Adapted and reproduced from Ref. [116]. Copyright 2015 American Chemical Society

SEM images on the surface morphology of the electrospun a. pristine PVdF, PVDF/PPC polymer blend membranes b 90:10; c 80:20; d 70:30.

Figure 8.13 shows the SEM images of the surface for the pristine PVdF and PVdF/PPC binary blend electrolyte having 20 wt% PPC membranes after the 100th charge/discharge cycle. The appearance of pristine PVdF and PVdF/PPC binary was well retained without appreciable signs of mechanical stress, maintaining the original three-dimensional network and hierarchically mesoporous structure. Specifically, the electrospun membranes with a porous structure readily relax the strain originated from mechanical stress during cycling. The electrospun membranes that offer ionic transport channels and provide a pathway for fast Li+ ions transportation enable one to firmly maintain the shape of network and nanofibrous structure. The SEM images of the PVdF/PPC nanofibers show the AFD of about 700 nm, similar to the pristine electrospun membrane before cycling, as shown in Fig. 8.13b. By contrast, the VGE-100 nanofibers show volume expansion after cycling, which can be attributed to the presence of the swollen polymer chains [116].

Fig. 8.13
figure 13

Adapted and reproduced from Ref. [116]. Copyright 2015 American Chemical Society

Typical SEM images on the surface morphology of polymer membrane after activating with liquid electyte a VGE-100 (pristine PVdF) and b CGE-20 (PVdF/PPC (80:20)) after 100 cycles.

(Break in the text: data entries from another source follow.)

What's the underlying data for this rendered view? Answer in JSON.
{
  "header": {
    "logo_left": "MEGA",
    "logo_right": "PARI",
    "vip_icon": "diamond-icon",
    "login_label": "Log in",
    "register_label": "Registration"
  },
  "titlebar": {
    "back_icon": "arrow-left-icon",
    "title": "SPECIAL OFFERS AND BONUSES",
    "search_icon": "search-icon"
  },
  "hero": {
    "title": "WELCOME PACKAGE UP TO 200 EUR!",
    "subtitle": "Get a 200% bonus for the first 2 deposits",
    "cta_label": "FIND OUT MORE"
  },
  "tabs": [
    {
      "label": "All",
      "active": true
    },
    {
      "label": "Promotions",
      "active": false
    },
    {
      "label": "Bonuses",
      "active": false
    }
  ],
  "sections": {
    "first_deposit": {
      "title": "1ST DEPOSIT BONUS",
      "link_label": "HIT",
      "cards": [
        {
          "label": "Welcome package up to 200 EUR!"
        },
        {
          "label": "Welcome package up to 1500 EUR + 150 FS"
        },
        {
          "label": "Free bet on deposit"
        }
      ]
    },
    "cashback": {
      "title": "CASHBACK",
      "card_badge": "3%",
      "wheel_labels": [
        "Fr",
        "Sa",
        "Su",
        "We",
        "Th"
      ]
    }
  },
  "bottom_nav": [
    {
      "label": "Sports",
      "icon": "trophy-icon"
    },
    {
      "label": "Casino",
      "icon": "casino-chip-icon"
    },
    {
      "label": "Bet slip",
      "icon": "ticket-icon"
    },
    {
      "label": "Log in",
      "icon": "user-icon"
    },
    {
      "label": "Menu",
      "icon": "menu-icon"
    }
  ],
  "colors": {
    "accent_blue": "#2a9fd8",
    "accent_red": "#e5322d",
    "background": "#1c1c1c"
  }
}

The results show that our developed route has several distinct advantages: (1) The electrospun membranes present a three-dimensional network porous structure, which can greatly enlarge the specific surface area, promote the adsorption electrolyte and gelatinize efficiently; (2) the segregation of PVdF chains by polymeric chains of PPC can reduce the crystallization of PVdF-based polymers and increase the segmental mobility of the polymer, which benefit for the transport of lithium ions; (3) the formation of Li+···(δ-) F-C (δ +) and PF6-···(δ +) C = O (δ-) complexes can separate the Li+ and PF6anions, which prevent the reconnection between Li+ and PF 6 anions simultaneously and create more free Li+ (Fig. 8.14); thus, the ability of lithium-ion transference is improved. Therefore, the large surface area, well-developed microporous structure, sufficient electrolyte uptake, low crystallinity and appropriate porosity allow the electrospun PVdF/PPC polymer electrolyte to exhibit a significantly higher ionic conductivity and excellent electrochemical performances [116].

Fig. 8.14
figure 14

Adapted and reproduced from Ref. [116]. Copyright 2015 American Chemical Society

Conceptual illustration of the polymer frameworks of a PVdF and b PVdF/PPC. Schematic illustration of main interaction forms between the ions and the polymer in the GPE. c Interaction of Li+ between PF6 and the polymer chains; d transport of Li+ -ions was associated with the ether linkages in the PPC and the fluorine atom in the PVdF.

8.3 Conclusion

Electrospinning technique was widely used in energy storage devices such as batteries, supercapacitors. Electrospinning is one of the effective and attractive techniques for the preparation of fibrous polymer membranes having high surface area and porosity. Interconnected fibrous polymer electrolytes can be obtained by these techniques which exhibit high liquid electrolyte uptake leading to the high ionic conductivity. Different polymer electrolytes were used for the synthesis of electrolytes in which PVdF grabbed the attention as a favorable polymer matrix because of its high dielectric constant, high electrochemical stability, chemical compatibility, etc. The major drawback of this matrix is the hindrance of the migration of the doping salt since PVdF has a crystalline part offering low ionic conductivity. Blending other polymers along with PVdF can hinder the crystalline nature and pave an easy migration of lithium doping salt. PVdF blend polymer electrolytes prepared by this electrospinning technique show higher ionic conductivity.